[External] : Re: ReversibleCollection proposal

Stuart Marks stuart.marks at oracle.com
Wed May 12 00:55:25 UTC 2021



On 5/1/21 7:36 AM, Peter Levart wrote:
> On 4/30/21 9:25 PM, Stuart Marks wrote:
>> So I think we're stuck with void-returning add{First,Last} methods. 
> 
> Have you thought of perhaps not adding them at all?
> 
> Collection.add() for:
> 
> List(s) - behaves the same as addLast()
> 
> LinkedHashSet - behaves the same as addLast()
> 
> Deque - behaves the same as addLast()
> 
> So for all ReversibleCollection(s) where it works, addLast() would be equivalent to 
> add()
> 
> addFirst(x) can be written as: reversed().add(x) if reversed() is specified to 
> return a reversed view over the underlying ReversibleCollection.

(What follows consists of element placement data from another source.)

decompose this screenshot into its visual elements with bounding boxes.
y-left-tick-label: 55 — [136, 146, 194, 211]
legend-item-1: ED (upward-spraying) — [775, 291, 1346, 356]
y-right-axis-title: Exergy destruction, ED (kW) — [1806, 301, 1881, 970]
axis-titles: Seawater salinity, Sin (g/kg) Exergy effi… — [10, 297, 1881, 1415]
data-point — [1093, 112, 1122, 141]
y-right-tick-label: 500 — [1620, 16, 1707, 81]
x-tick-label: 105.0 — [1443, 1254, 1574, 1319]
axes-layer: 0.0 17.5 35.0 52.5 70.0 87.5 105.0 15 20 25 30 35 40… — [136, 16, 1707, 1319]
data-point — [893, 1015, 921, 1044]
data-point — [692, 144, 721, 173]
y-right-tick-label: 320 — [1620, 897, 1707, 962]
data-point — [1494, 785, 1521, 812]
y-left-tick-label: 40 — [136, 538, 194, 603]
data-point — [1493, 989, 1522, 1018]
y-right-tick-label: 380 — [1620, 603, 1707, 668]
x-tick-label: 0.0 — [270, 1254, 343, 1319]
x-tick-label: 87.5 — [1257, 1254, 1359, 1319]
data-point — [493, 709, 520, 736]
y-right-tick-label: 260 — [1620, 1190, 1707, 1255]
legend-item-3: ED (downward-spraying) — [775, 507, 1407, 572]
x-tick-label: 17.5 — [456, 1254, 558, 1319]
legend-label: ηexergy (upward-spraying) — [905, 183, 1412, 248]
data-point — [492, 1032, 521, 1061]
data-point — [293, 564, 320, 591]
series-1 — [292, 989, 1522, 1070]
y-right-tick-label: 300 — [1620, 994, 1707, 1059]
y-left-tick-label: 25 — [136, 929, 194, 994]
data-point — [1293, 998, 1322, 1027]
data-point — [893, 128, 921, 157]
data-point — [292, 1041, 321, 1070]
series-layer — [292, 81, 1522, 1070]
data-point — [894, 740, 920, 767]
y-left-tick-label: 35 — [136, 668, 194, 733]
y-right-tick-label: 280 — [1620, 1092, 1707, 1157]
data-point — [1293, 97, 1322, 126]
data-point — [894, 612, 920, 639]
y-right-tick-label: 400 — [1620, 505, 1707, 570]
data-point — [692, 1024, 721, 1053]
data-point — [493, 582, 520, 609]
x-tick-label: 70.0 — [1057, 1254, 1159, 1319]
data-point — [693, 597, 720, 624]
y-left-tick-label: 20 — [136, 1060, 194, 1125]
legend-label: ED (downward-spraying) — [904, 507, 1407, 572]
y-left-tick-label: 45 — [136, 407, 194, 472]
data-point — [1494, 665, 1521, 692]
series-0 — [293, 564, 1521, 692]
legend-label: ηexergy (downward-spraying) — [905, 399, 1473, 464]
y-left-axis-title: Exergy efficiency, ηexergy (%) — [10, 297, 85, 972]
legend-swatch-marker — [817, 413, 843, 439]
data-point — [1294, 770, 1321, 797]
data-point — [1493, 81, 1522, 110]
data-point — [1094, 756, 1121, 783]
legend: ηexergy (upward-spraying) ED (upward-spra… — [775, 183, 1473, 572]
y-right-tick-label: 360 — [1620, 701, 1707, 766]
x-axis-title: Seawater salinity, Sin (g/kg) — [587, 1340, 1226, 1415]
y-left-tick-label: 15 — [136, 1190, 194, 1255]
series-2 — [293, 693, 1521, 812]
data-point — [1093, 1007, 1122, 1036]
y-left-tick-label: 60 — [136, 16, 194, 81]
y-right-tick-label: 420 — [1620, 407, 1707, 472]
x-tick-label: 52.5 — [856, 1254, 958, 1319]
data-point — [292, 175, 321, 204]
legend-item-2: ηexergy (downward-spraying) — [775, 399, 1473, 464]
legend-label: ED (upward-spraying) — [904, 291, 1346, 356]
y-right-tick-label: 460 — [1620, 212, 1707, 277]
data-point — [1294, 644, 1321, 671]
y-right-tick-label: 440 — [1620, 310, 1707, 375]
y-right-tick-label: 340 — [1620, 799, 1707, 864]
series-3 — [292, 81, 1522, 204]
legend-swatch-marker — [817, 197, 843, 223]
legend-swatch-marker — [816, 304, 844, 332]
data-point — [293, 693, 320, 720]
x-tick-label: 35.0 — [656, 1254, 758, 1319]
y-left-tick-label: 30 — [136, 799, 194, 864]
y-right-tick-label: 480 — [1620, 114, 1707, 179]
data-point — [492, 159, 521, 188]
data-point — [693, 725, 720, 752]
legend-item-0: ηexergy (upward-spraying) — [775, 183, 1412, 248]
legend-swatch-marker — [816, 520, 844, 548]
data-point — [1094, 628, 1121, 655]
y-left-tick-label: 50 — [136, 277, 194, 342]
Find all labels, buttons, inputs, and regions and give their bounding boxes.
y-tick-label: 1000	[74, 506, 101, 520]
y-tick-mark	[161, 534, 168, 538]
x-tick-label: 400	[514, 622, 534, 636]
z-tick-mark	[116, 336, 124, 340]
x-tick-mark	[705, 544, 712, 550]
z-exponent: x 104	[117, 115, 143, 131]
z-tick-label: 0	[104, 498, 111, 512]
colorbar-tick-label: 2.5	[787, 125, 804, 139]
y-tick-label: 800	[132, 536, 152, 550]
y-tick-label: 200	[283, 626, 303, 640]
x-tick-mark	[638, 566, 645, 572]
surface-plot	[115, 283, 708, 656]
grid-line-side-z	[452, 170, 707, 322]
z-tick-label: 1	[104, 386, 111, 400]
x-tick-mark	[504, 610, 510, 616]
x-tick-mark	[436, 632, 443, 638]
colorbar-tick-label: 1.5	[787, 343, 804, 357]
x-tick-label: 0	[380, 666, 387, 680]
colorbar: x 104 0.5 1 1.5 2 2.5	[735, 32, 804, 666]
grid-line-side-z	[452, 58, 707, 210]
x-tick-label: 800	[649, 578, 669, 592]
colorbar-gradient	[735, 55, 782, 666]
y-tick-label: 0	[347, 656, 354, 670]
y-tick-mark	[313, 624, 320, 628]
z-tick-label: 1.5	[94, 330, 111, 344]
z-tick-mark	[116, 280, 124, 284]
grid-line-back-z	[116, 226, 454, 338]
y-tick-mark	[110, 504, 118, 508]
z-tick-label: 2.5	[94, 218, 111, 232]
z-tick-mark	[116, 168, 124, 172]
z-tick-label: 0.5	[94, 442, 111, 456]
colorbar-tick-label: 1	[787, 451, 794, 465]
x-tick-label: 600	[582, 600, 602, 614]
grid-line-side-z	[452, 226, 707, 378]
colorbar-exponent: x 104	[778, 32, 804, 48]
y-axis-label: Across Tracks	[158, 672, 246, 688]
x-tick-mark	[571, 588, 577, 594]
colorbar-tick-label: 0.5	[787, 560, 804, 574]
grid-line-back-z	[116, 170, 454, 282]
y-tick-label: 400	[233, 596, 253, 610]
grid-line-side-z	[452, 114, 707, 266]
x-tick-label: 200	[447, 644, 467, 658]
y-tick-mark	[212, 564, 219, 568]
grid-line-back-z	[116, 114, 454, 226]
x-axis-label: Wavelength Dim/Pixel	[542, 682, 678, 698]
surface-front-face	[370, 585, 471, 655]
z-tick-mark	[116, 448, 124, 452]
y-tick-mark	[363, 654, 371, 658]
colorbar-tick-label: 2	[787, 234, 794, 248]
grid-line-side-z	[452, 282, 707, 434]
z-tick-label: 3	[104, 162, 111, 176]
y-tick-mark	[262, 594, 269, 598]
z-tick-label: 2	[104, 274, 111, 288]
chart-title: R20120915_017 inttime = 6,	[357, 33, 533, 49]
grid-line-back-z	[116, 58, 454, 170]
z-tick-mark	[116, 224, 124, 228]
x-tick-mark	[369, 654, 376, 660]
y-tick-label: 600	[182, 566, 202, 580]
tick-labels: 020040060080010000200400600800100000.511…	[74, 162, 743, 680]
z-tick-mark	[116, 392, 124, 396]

To me, and I think to most people, add, get, and remove all belong together, just 
like offer/peek/poll. (See the tables in the Deque class spec.) Of course the issue 
is that addX can't be implemented for SortedSet (or it can be, but only with some 
contrivances discussed previously). The choice is between which asymmetry we want:

1. add/get/remove across most of the ReversibleCollection implementations except for 
SortedSet, or

2. get/remove across all ReversibleCollection implementations, with addX() "missing" 
from the set of operations.

As you point out, add() is kind of like addLast(), except without the reordering 
semantics for LinkedHashSet. And reversed().add() is a roundabout way of saying 
addFirst() -- also without the reordering semantics for LinkedHashSet. I think most 
people's reactions would be "Why didn't they just provide addFirst/addLast?" Plus 
the reordering would be missing for LHS.

A second-order issue is performance. I'd expect that implementations would want to 
provide a fast-path for addFirst() that is amenable to JIT optimization; this seems 
harder to achieve with reversed().add().